Mardi 27 mars
by Rosita Di Peri, Università di Torino
The communities in Lebanon are difficult to define: They are multi-faceted entities at the heart of the socio-political system, and the country’s 1926 Constitution, its amendments and the 1943 National Pact have provided them with a legal framework for their institutionalisation. In Lebanon’s multi-communitarian society, the divisions between communities have well-defined and demarcated borders, and the prerogatives of individuals and groups are reflected in the existence of specific communitarian institutions. Over the years, communities have become ‘spaces’ where the dynamics of production and re-production of the power and techniques of social control manifest themselves through the strict interaction between the communitarian system at the social level and the consociative system at the political one. Such ‘spaces’ are clearly bounded by the juridical, social and religious rules that shape them, which in turn crystallises identities and prevents changes. Among the 18 Lebanese communities, the Maronite community, which is central to the Lebanese socio-political system, is not an exception to the rule. On the contrary, the relevant role that the community has historically assumed made the control over its members more and more strict and pervasive. Over the years, this situation has helped the community’s (political and religious) élites to hide the internal problems and the progressive marginalisation of the community at demographical, political and economic levels and nourished, instead, the narrative of Maronite social cohesion, on the one hand, and of economic supremacy, on the other hand.
Assuming, as a starting point, that communities in Lebanon are ‘spaces’ where various techniques of domination and control are reproduced to prevent their members from questioning the religious or political hegemony, our hypothesis is that the Maronite community’s marginalisation process has created spaces in-between borders in this community where new discourses and dynamics arise. These ‘new frontiers’ are physical or mental spaces where individuals seem to question the communitarian system, albeit for two opposing reasons: on the one hand, to stop the system of domination and control in order to overcome the communitarian system, and on the other hand, paradoxically, to ask for ‘more community’, to continue to take advantage of the benefits of the patronage system.
The paper will analyse the processes of creation of these spaces in-between borders and their internal dynamics by relying on fieldwork carried out in Lebanon between 2014 and 2017, primarily in the Maronite village of Ghebele in the Kesrowan.

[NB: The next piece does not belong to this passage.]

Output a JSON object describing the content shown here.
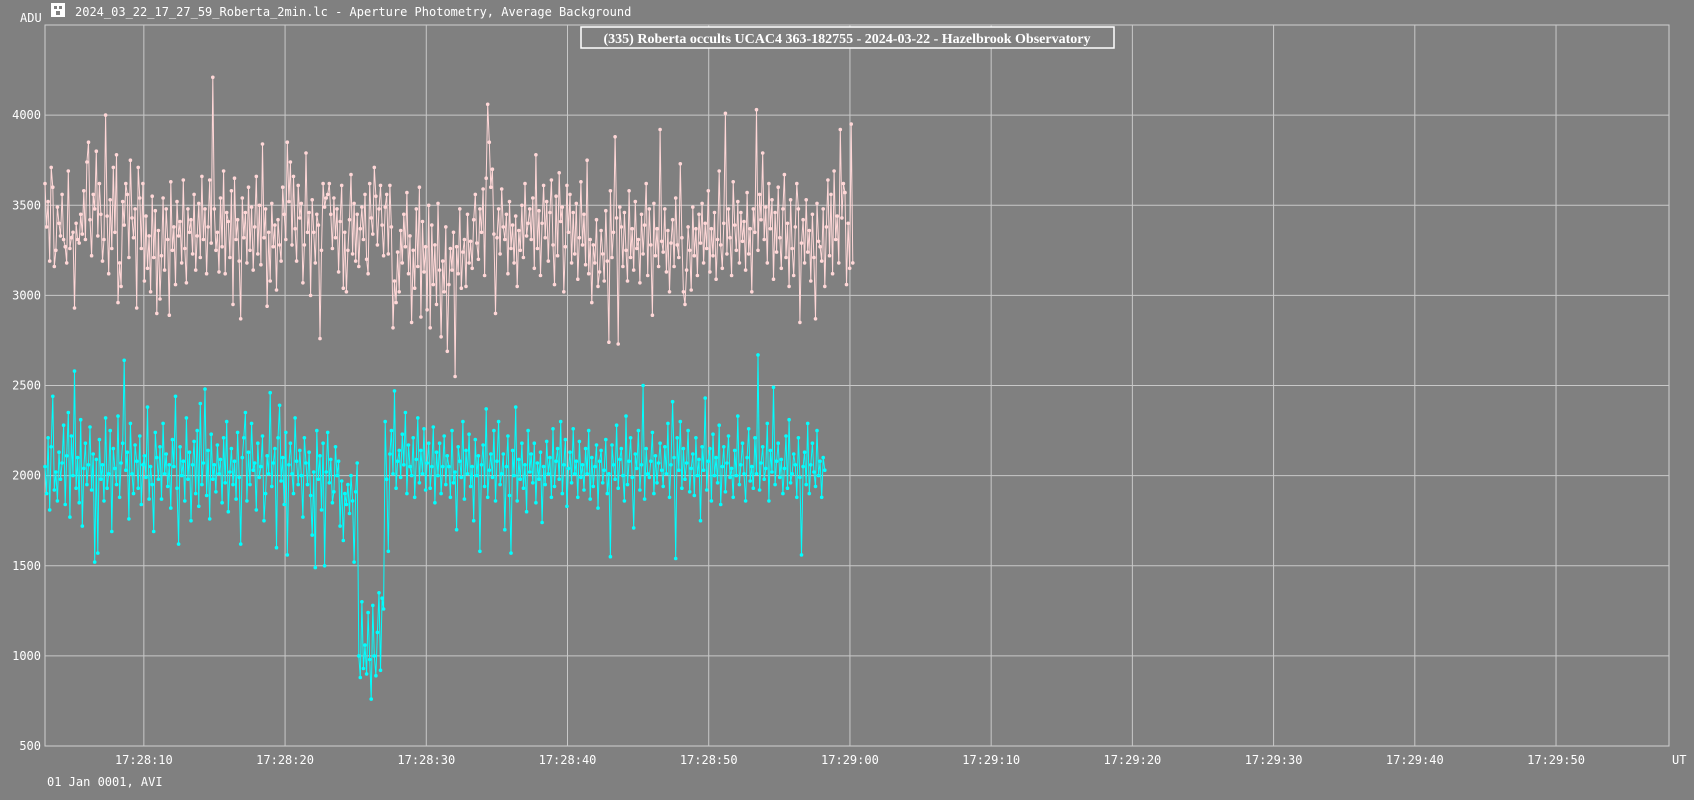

Rosita Di Peri is Assistant Professor in the Department of Culture, Politics and Society at the University of Turin, Italy, where she teaches the course of ‘Politics, Institutions and Cultures of the Middle East’. Her research interests are democracy and authoritarianism in the Middle East with a focus on Lebanon and Tunisia. She is the scientific coordinator of the ‘Understanding the Middle East’ Summer School (http://www.to-asia.it/tomideast) and a member of the advisory board of SeSaMO (Italian Association of Middle Eastern Studies). She has published several articles in both Italian and international journals, including ‘Rivista Italiana di Politiche Pubbliche’, ‘Rivista Italiana di Scienza Politica’, ‘British Journal of Middle Eastern Studies’, ‘Politics Religion and Ideology’, ‘Oriente Moderno’, ‘Mediterranean Politics’ and ‘Meridiana’. She has also authored a book on the politics of contemporary Lebanon (Il Libano contemporaneo, Carocci, Roma 2009 second edition 2017, in Italian) and co-edited several special issues and books, the most recent being ‘Lebanon Facing the Arab Uprisings. Constraints and Adaptation’ (Palgrave, 2017).